Same general idea goes for any of the algorithmic driven platforms. The algorithms are ostensibly intended to surface organically discovered things by watching how people interact with things. That they are so susceptible to distortion through bot farms should be a lot more acknowledged than it is. People trust them far more than they should.

There is also a general cost of running things concern. It isn't like it is completely free to execute on bot traffic.

reconnecting 2 hours ago | parent [-]

For ads, I believe this must be a problem for ad platform owners.

If the digital platform's storefront is their business, they could afford to spend some budget on bot detection. Bots still come from data center networks, sometimes render pages incompletely, request resources in bulk, and show enough patterns to be flagged internally.

If we look at a medium website, most random crawlers will come from Amazon, Microsoft, DigitalOcean, Hetzner, OVH, and a few other DC networks — these can be blocked easily without harming real users. The rest can be detected and cleaned up, even manually.

The math is simple: 20,000 visits a day at 15 seconds each = ~83 hours a day lost watching a Cloudflare logo, just because someone doesn't want to dig into the logs. I don't buy it.

taeric an hour ago | parent [-]

Largely agreed, though I think you are likely underestimating how hard this is to detect. In particular, it is true that many bots can be hosted in data centers, but it is somewhat trivial to launder that traffic through other sources. Malware, in particular, is what I have in mind. Maybe I'm wrong and that has largely gone away?

There is also a bit of mixed incentives. Yes, it is the ad platform that is getting abused. But it is also the ad platform that is charging people based on abused practices.

And it isn't like this is completely made up. Just look at how facebook killed a lot of ton of people during the "pivot to video" programs. I don't know all of the details, as I was thankfully not in any of the involved industries, but my understanding is it is fairly well documented.

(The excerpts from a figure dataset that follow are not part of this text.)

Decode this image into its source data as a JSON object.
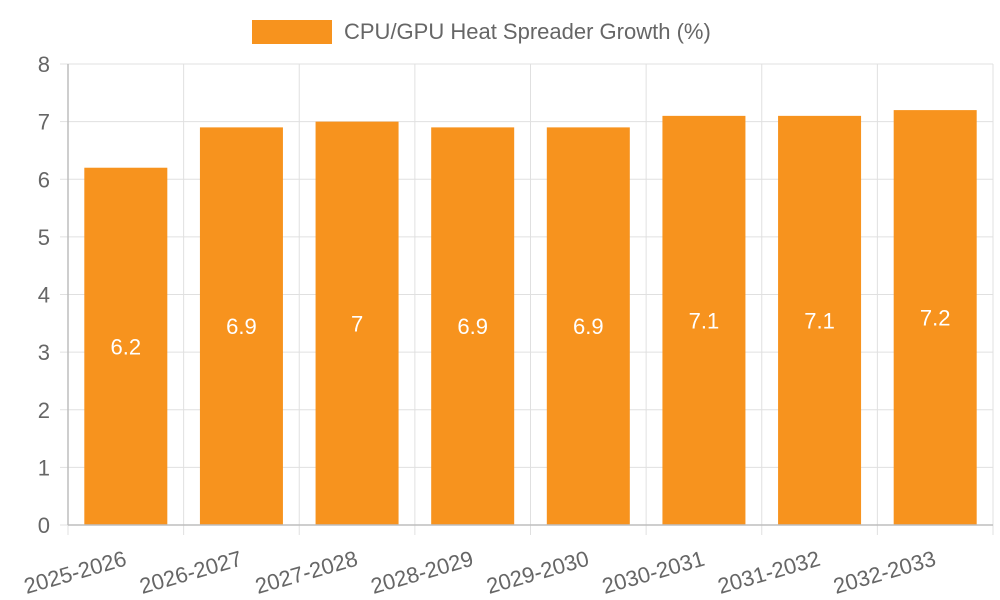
{
  "chart_data": {
    "type": "bar",
    "categories": [
      "2025-2026",
      "2026-2027",
      "2027-2028",
      "2028-2029",
      "2029-2030",
      "2030-2031",
      "2031-2032",
      "2032-2033"
    ],
    "series": [
      {
        "name": "CPU/GPU Heat Spreader Growth (%)",
        "values": [
          6.2,
          6.9,
          7,
          6.9,
          6.9,
          7.1,
          7.1,
          7.2
        ],
        "color": "#f7931e"
      }
    ],
    "data_labels": [
      "6.2",
      "6.9",
      "7",
      "6.9",
      "6.9",
      "7.1",
      "7.1",
      "7.2"
    ],
    "y_ticks": [
      "0",
      "1",
      "2",
      "3",
      "4",
      "5",
      "6",
      "7",
      "8"
    ],
    "ylim": [
      0,
      8
    ],
    "grid": true,
    "legend_position": "top",
    "title": "",
    "xlabel": "",
    "ylabel": ""
  },
  "colors": {
    "bar": "#f7931e",
    "grid": "#e0e0e0",
    "axis": "#bdbdbd",
    "tick_text": "#666666",
    "label_text": "#ffffff"
  }
}
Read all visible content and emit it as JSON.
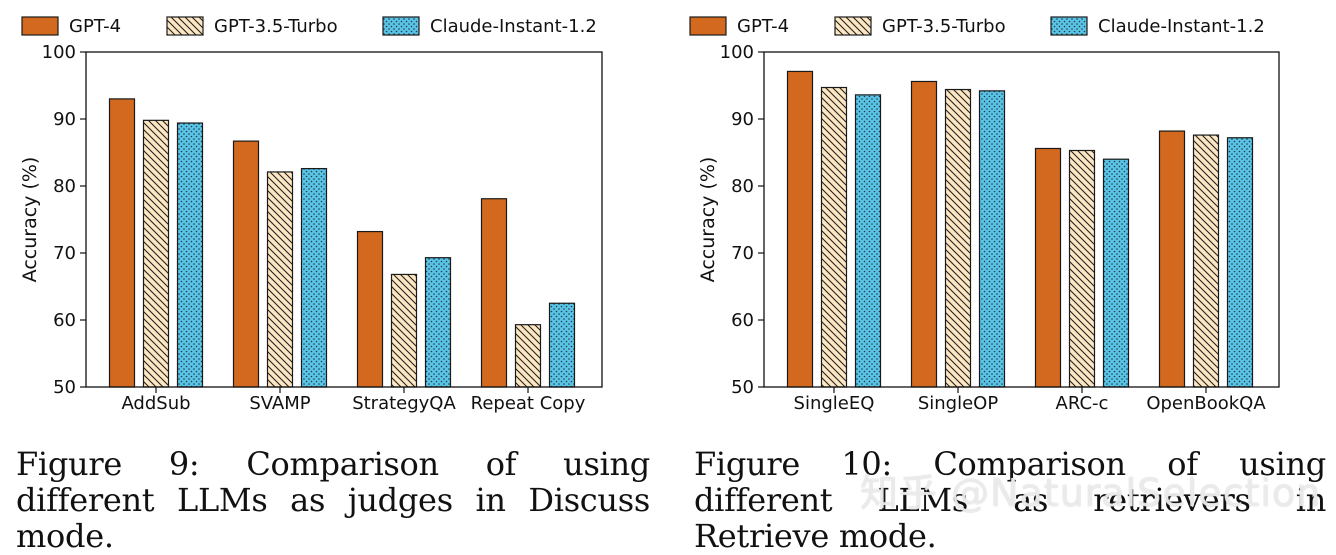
{
  "colors": {
    "gpt4": "#d2691e",
    "gpt35_fill": "#fde6c2",
    "claude_fill": "#5ac4e6",
    "edge": "#1a1a1a"
  },
  "legend": [
    {
      "label": "GPT-4",
      "pattern": "solid"
    },
    {
      "label": "GPT-3.5-Turbo",
      "pattern": "diagonal-hatch"
    },
    {
      "label": "Claude-Instant-1.2",
      "pattern": "dots"
    }
  ],
  "chart_data": [
    {
      "type": "bar",
      "categories": [
        "AddSub",
        "SVAMP",
        "StrategyQA",
        "Repeat Copy"
      ],
      "series": [
        {
          "name": "GPT-4",
          "values": [
            93.0,
            86.7,
            73.2,
            78.1
          ]
        },
        {
          "name": "GPT-3.5-Turbo",
          "values": [
            89.8,
            82.1,
            66.8,
            59.3
          ]
        },
        {
          "name": "Claude-Instant-1.2",
          "values": [
            89.4,
            82.6,
            69.3,
            62.5
          ]
        }
      ],
      "ylabel": "Accuracy (%)",
      "ylim": [
        50,
        100
      ],
      "yticks": [
        50,
        60,
        70,
        80,
        90,
        100
      ],
      "grid": false,
      "legend_position": "top"
    },
    {
      "type": "bar",
      "categories": [
        "SingleEQ",
        "SingleOP",
        "ARC-c",
        "OpenBookQA"
      ],
      "series": [
        {
          "name": "GPT-4",
          "values": [
            97.1,
            95.6,
            85.6,
            88.2
          ]
        },
        {
          "name": "GPT-3.5-Turbo",
          "values": [
            94.7,
            94.4,
            85.3,
            87.6
          ]
        },
        {
          "name": "Claude-Instant-1.2",
          "values": [
            93.6,
            94.2,
            84.0,
            87.2
          ]
        }
      ],
      "ylabel": "Accuracy (%)",
      "ylim": [
        50,
        100
      ],
      "yticks": [
        50,
        60,
        70,
        80,
        90,
        100
      ],
      "grid": false,
      "legend_position": "top"
    }
  ],
  "captions": [
    "Figure 9:  Comparison of using different LLMs as judges in Discuss mode.",
    "Figure 10:  Comparison of using different LLMs as retrievers in Retrieve mode."
  ],
  "watermark": "知乎 @NaturalSelection"
}
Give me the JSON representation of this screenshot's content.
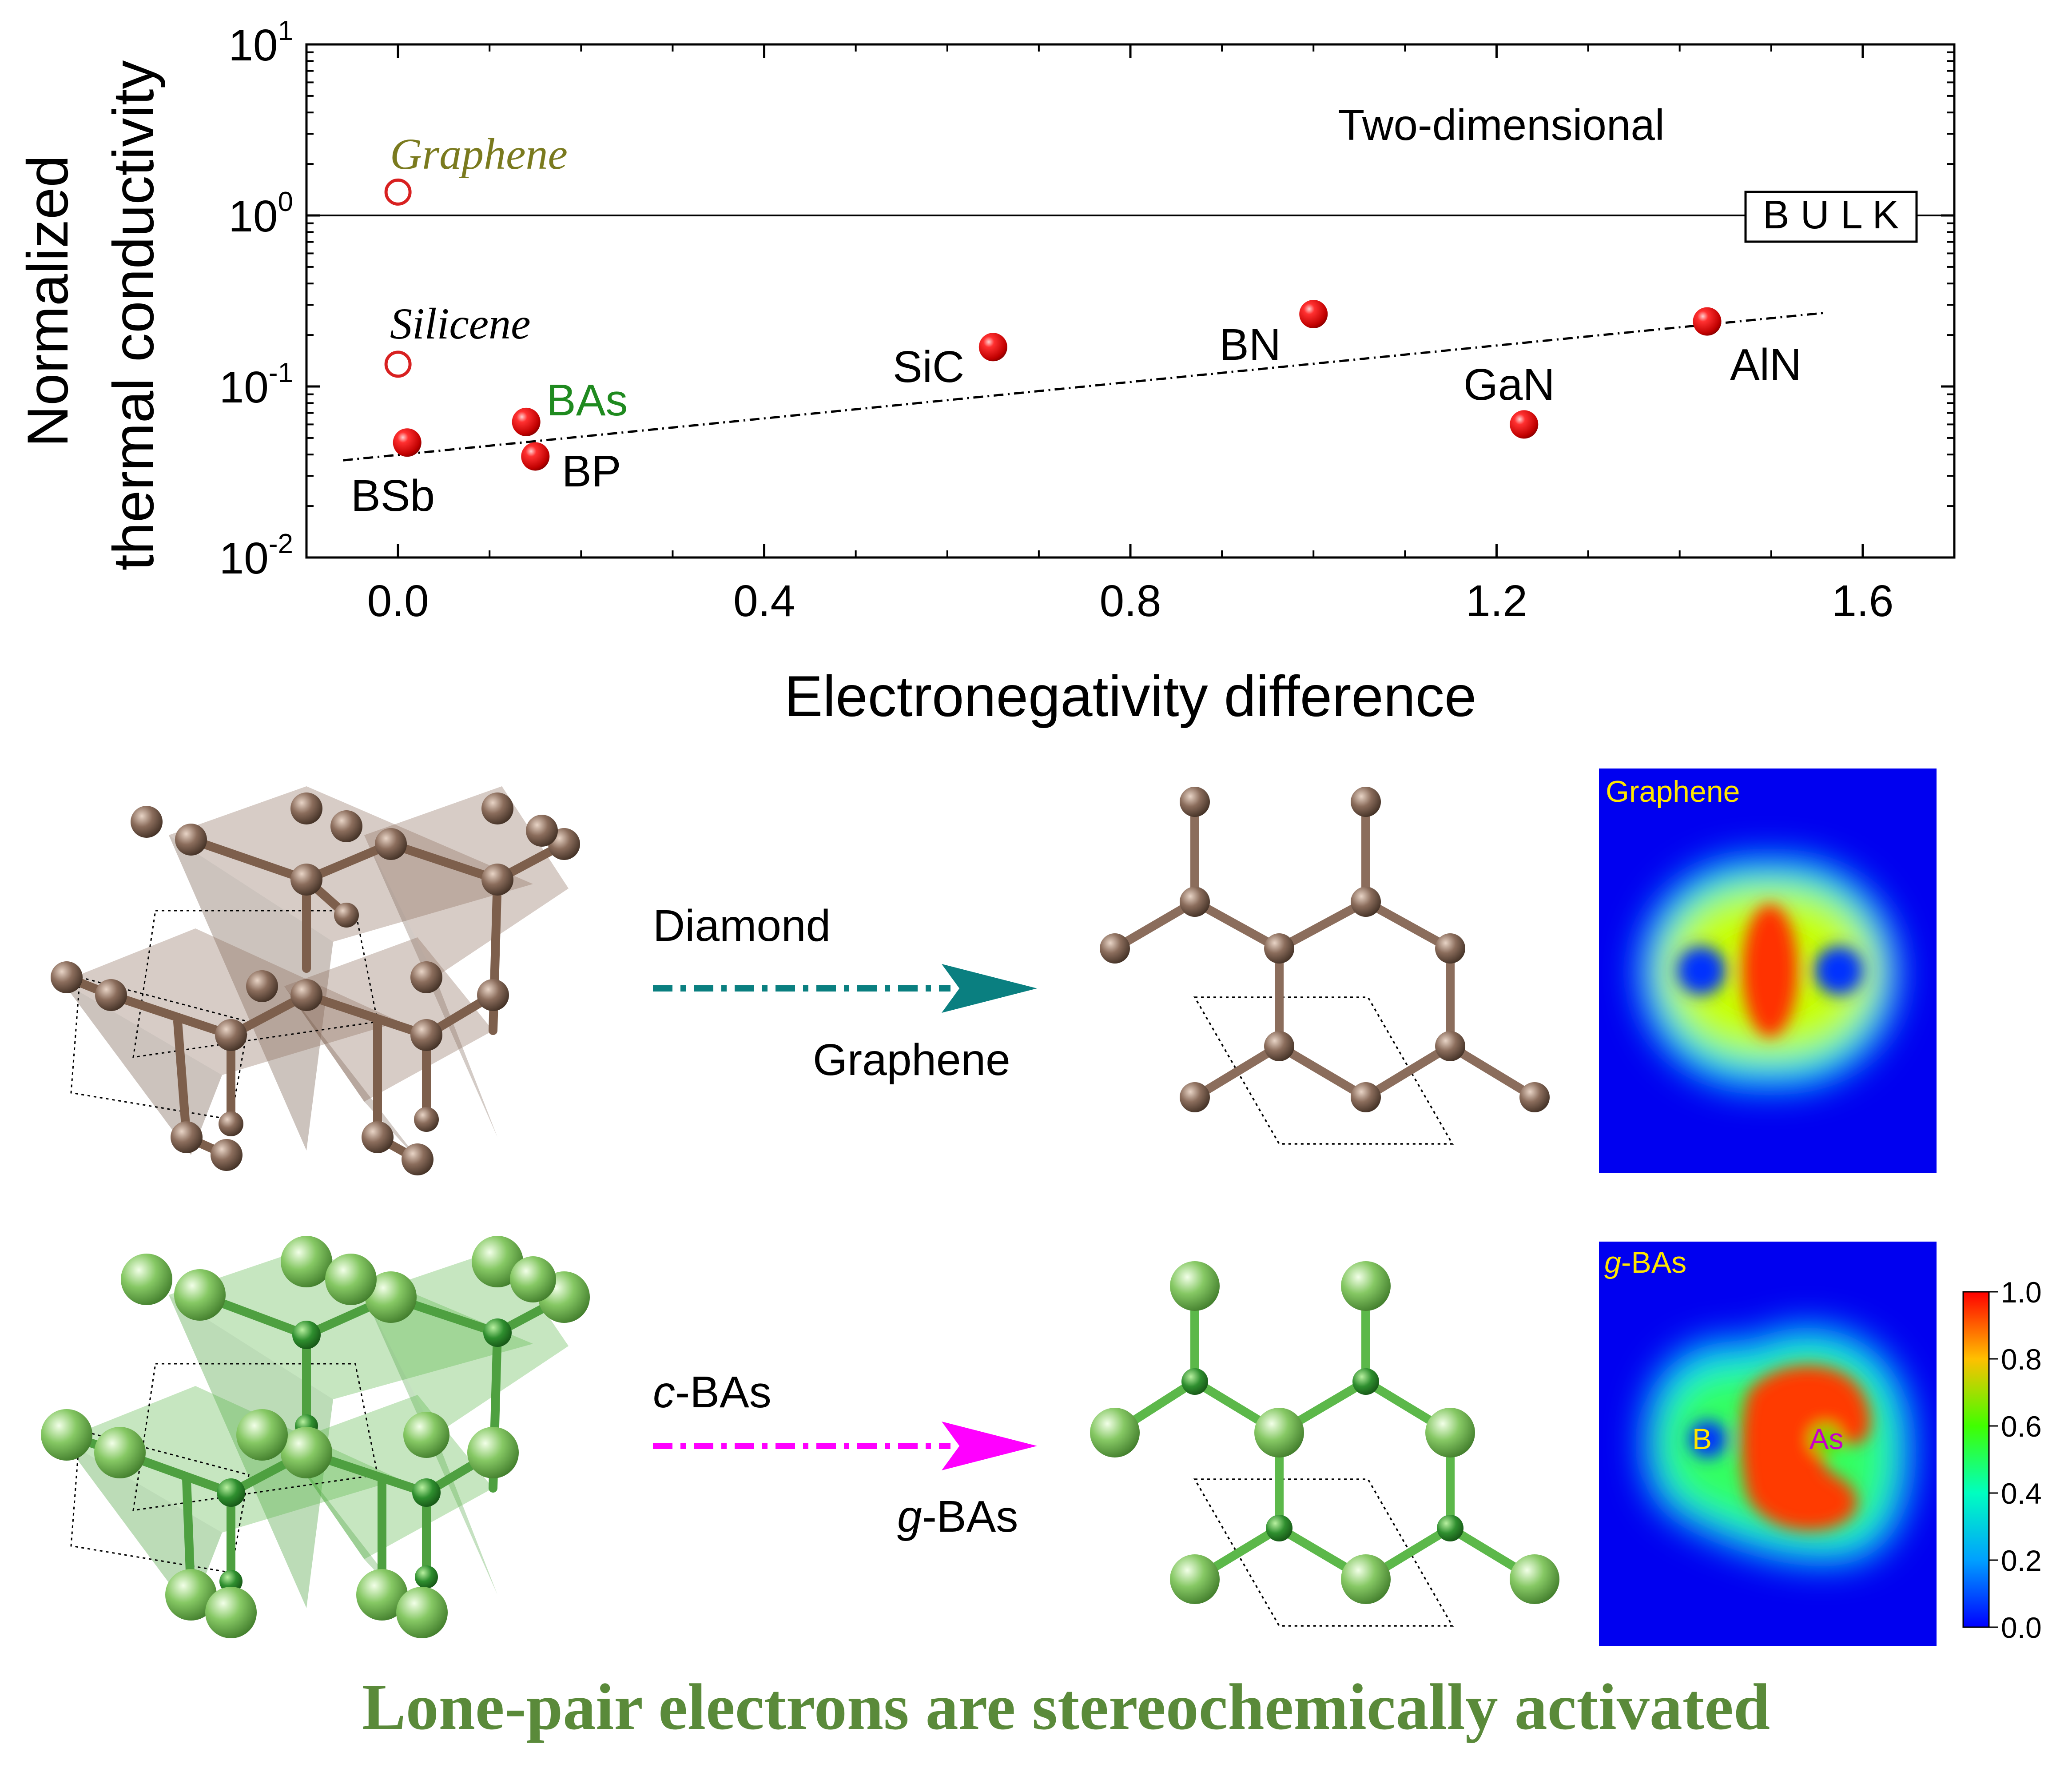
{
  "colors": {
    "filled_marker": "#e00000",
    "open_marker": "#d82020",
    "graphene_label": "#7a7a1e",
    "bas_label": "#1f8a1f",
    "teal_arrow": "#0a7f80",
    "magenta_arrow": "#ff00ff",
    "carbon_atom": "#8b6d5c",
    "green_atom": "#7fc45a",
    "caption": "#5a8a3a",
    "map_label": "#ffe600",
    "as_label": "#c800c8"
  },
  "chart_data": {
    "type": "scatter",
    "x_scale": "linear",
    "y_scale": "log",
    "xlabel": "Electronegativity difference",
    "ylabel_line1": "Normalized",
    "ylabel_line2": "thermal conductivity",
    "xlim": [
      -0.1,
      1.7
    ],
    "ylim": [
      0.01,
      10
    ],
    "x_ticks": [
      0.0,
      0.4,
      0.8,
      1.2,
      1.6
    ],
    "x_tick_labels": [
      "0.0",
      "0.4",
      "0.8",
      "1.2",
      "1.6"
    ],
    "y_ticks": [
      0.01,
      0.1,
      1,
      10
    ],
    "y_tick_bases": [
      "10",
      "10",
      "10",
      "10"
    ],
    "y_tick_exps": [
      "-2",
      "-1",
      "0",
      "1"
    ],
    "reference_line": {
      "y": 1.0,
      "label": "B U L K"
    },
    "region_label": "Two-dimensional",
    "trend_line": {
      "x": [
        -0.06,
        1.56
      ],
      "y": [
        0.037,
        0.27
      ],
      "style": "dashed"
    },
    "points": [
      {
        "name": "Graphene",
        "x": 0.0,
        "y": 1.37,
        "marker": "open"
      },
      {
        "name": "Silicene",
        "x": 0.0,
        "y": 0.135,
        "marker": "open"
      },
      {
        "name": "BSb",
        "x": 0.01,
        "y": 0.047,
        "marker": "filled"
      },
      {
        "name": "BAs",
        "x": 0.14,
        "y": 0.062,
        "marker": "filled"
      },
      {
        "name": "BP",
        "x": 0.15,
        "y": 0.039,
        "marker": "filled"
      },
      {
        "name": "SiC",
        "x": 0.65,
        "y": 0.17,
        "marker": "filled"
      },
      {
        "name": "BN",
        "x": 1.0,
        "y": 0.265,
        "marker": "filled"
      },
      {
        "name": "GaN",
        "x": 1.23,
        "y": 0.06,
        "marker": "filled"
      },
      {
        "name": "AlN",
        "x": 1.43,
        "y": 0.24,
        "marker": "filled"
      }
    ]
  },
  "diagrams": {
    "row1": {
      "arrow_top_label": "Diamond",
      "arrow_bottom_label": "Graphene",
      "map_label": "Graphene"
    },
    "row2": {
      "arrow_top_italic": "c",
      "arrow_top_rest": "-BAs",
      "arrow_bottom_italic": "g",
      "arrow_bottom_rest": "-BAs",
      "map_label_italic": "g",
      "map_label_rest": "-BAs",
      "atom_label_b": "B",
      "atom_label_as": "As"
    },
    "colorbar": {
      "min": 0.0,
      "max": 1.0,
      "tick_labels": [
        "1.0",
        "0.8",
        "0.6",
        "0.4",
        "0.2",
        "0.0"
      ]
    }
  },
  "caption": "Lone-pair electrons are stereochemically activated"
}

Edit: I changed an "isn't" to "is." I think I was trying to reword at one point, but left it in a way that is opposite what I meant.

LorenPechtel an hour ago | parent | prev [-]

When most of your server capacity is going to answering the scrapers it matters. It's not that the stuff is hidden, it's that storefront being flooded with 10x as many customers as the fire code allows. And some of them go around asking your employees mindless questions. (Small forum I help moderate: we were getting hammered with what was probably some sort of AI that was taking search queries and feeding them into the forum search. Search is now registered users only.)

mikey_p 2 hours ago | parent | prev [-]

Well the fun things is that no one knows how much traffic of what kind they are getting when they use Cloudflare.

You get the numbers that Cloudflare tells you, but who knows if you can trust their stats after their CEO is apparently cherry-picking data to shape their product narrative?

thewebguyd an hour ago | parent [-]

That same CEO too that just went on a wild tone-def layoff justification, classifying human employees into roles of either a builder, seller, or measurer and saying he wants to get rid of everyone that "measures" the business...

I wouldn't trust a single thing coming out of his mouth.